Benefits to trees
The ‘true’ body of a fungus is composed of microscopic threads called hyphae, and it has been estimated that the ratio of total hyphal length to root length in ectomycorrhizal fungi can be as high as 100,000:1 in a mature fungal network (Read, 1991). This ability to acquire nutrients 100,000 times more efficiently than tree roots explains why natural forest ecosystems can persist for so long. However, the benefits of mycorrhizal fungi extend beyond just nutrition.
Mycorrhizal fungi are important agents in mediating the fertility, structure, and carbon storage potential of soil. In natural woodlands, young saplings rely almost exclusively on fungal nutrients to establish. In addition, when trees have the right complement of nutrients, their defences against pathogens - including fungal ones - is enhanced.

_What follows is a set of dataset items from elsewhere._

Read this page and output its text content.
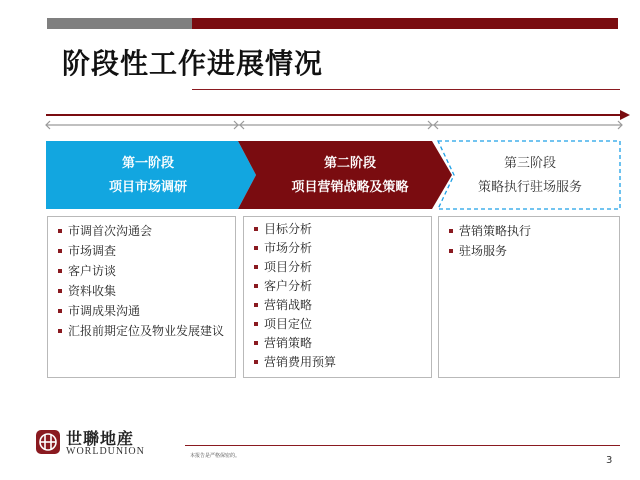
阶段性工作进展情况
第一阶段
项目市场调研
第二阶段
项目营销战略及策略
第三阶段
策略执行驻场服务
市调首次沟通会
市场调查
客户访谈
资料收集
市调成果沟通
汇报前期定位及物业发展建议
目标分析
市场分析
项目分析
客户分析
营销战略
项目定位
营销策略
营销费用预算
营销策略执行
驻场服务
世聯地産
WORLDUNION	本报告是严格保密的。	3
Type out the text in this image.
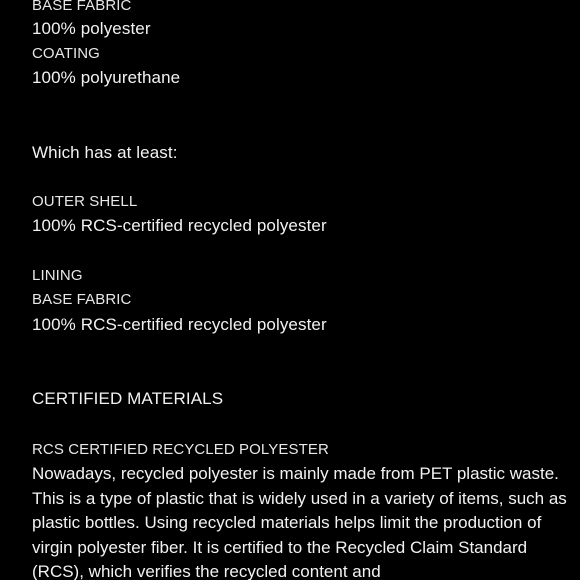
BASE FABRIC
100% polyester
COATING
100% polyurethane
Which has at least:
OUTER SHELL
100% RCS-certified recycled polyester
LINING
BASE FABRIC
100% RCS-certified recycled polyester
CERTIFIED MATERIALS
RCS CERTIFIED RECYCLED POLYESTER
Nowadays, recycled polyester is mainly made from PET plastic waste. This is a type of plastic that is widely used in a variety of items, such as plastic bottles. Using recycled materials helps limit the production of virgin polyester fiber. It is certified to the Recycled Claim Standard (RCS), which verifies the recycled content and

The structure of the soil itself is affected by ectomycorrhizal fungi, which aggregate soil particles together, allowing it to hold more water and giving it that characteristic ‘loamy’ texture in healthy habitats. This ability to hold water, and the ability of fungal hyphae to reach deep into moisture reserves has profound impacts on overall soil hydraulics, and can confer increased tree tolerance to drought events.
The need for the right ectomycorrhizal fungi is made clear when trees are planted on degraded soils and ex-agricultural sites that are devoid of their fungal partners. Sapling mortality is much higher in these regions, which poses a setback for landowners interested in accelerating woodland and forest establishment. In these regions, inoculating young trees with ectomycorrhizal fungi has been shown to yield the greatest returns.